When you import data into a repository, the data is analyzed to identify structural
information such as source type, minimum and maximum row length, the count of duplicate
values, and the count of rows that are potentially a duplicate of other rows in an attribute.
Duplicate data rows indicates non-unique values. Review duplicate values and duplicate data
rows to identify candidates for remediation.
To examine duplicate rows, you drill-down from a data source to view metadata for each
duplicate value. You then open the data rows that contain the duplicate values.

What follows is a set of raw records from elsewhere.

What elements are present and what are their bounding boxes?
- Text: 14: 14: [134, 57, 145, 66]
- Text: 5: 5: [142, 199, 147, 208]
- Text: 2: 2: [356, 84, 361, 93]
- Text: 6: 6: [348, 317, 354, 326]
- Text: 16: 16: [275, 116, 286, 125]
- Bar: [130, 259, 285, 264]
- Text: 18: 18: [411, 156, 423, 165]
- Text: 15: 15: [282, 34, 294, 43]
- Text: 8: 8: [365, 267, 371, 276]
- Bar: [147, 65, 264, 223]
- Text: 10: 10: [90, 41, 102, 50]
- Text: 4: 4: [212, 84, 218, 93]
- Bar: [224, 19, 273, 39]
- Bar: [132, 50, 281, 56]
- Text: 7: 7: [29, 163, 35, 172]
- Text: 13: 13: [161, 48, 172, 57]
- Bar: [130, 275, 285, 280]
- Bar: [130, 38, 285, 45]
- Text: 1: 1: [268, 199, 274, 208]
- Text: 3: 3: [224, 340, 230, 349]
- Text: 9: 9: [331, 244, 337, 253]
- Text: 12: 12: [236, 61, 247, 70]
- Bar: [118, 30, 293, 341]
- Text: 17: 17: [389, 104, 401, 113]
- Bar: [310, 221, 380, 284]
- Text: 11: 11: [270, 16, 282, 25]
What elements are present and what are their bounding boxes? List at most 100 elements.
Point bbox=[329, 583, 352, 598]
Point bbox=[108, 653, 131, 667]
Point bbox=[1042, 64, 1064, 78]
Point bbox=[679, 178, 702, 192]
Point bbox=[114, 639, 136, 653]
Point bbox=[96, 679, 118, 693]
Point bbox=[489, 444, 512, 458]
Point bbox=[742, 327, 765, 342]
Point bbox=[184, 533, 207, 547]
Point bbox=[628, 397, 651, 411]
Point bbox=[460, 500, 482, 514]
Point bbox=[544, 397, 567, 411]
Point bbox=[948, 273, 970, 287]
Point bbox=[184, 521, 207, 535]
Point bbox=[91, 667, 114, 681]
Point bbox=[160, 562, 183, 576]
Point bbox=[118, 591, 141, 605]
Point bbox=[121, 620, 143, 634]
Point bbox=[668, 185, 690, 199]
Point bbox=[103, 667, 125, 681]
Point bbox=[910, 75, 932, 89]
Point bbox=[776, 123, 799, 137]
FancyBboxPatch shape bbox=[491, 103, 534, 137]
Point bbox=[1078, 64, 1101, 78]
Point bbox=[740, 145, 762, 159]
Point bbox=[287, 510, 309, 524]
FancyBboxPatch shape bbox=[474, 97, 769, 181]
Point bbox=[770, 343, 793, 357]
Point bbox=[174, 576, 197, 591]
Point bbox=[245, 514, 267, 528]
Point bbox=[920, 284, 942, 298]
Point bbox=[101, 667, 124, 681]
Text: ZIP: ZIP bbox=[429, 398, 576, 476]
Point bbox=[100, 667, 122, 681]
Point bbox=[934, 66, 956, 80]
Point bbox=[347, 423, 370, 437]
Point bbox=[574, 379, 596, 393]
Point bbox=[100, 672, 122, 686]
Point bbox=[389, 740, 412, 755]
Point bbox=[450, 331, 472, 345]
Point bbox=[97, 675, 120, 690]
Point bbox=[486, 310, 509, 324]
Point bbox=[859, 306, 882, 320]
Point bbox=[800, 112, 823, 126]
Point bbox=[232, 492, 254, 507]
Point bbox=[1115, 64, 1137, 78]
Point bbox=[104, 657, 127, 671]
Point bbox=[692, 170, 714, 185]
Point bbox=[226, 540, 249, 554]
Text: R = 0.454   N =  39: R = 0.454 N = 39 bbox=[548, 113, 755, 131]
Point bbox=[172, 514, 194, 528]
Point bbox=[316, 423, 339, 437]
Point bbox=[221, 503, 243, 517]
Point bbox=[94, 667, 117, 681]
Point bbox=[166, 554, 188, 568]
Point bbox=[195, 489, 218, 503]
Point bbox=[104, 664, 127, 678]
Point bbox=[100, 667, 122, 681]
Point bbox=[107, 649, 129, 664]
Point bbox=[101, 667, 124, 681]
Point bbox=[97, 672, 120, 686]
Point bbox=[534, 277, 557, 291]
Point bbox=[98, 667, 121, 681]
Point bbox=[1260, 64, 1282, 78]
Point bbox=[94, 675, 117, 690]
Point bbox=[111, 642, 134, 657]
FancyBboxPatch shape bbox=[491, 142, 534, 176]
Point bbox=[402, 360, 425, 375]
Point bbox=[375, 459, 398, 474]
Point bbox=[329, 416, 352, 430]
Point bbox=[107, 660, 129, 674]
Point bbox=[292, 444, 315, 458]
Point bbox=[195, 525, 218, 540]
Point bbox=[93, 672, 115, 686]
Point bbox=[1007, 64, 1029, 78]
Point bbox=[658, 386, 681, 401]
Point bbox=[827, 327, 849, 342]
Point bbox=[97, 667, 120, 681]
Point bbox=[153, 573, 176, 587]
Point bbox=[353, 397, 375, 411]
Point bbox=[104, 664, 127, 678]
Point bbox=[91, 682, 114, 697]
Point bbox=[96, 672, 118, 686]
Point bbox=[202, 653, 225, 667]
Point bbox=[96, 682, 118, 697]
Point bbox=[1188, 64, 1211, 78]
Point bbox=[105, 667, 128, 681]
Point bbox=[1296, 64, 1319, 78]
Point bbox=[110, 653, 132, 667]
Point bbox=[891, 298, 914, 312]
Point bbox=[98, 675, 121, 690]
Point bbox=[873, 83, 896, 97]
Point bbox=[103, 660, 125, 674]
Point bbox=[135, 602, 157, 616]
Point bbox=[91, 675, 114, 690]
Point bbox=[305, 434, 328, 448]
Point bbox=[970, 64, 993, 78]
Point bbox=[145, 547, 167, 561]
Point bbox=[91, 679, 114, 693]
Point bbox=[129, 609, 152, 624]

To examine potential duplicate data rows
-
Open a data source.
-
Click the Source Metadata tab.
-
Double-click Duplicate Rows if the Value column shows a number greater than
0. The Duplicates tab opens showing the following metadata for each potential
duplicate value:
Column Name
|
Description
|
Duplicate ID
|
Indicates whether a data row is a duplicate of one or more data
rows in the data source. A value of 1 indicates a data row is in
the first group of duplicates found, a value of 2 indicates a data
row is in the second group of duplicates found, and so on. Data
rows with a value of 0 are unique.
|
Duplicate Value Frequency
|
The number of times the duplicate value occurs.
|
Distribution %
|
The measure of how much the attribute contains the duplicate data
value.
|
-
Examine the Duplicate ValueFrequency column. The value indicates the number of data rows that contain
values that are potential duplicates. Attributes can have one or multiple potential
duplicate values. Each is assigned a unique Duplication ID value.
-
Double-click a row whose values you want to examine. The Data Rows: Duplicate ID
value tab opens showing the rows that contain the duplicate value. Examine
the rows to verify that the information is or is not a duplicate.
Note: If the rows contain no values, then the shared duplicate value is a null
(empty) value.
- Optional:
Export selected rows to your local or server system as a .CSV file. For more
information, see Exporting Tab Rows.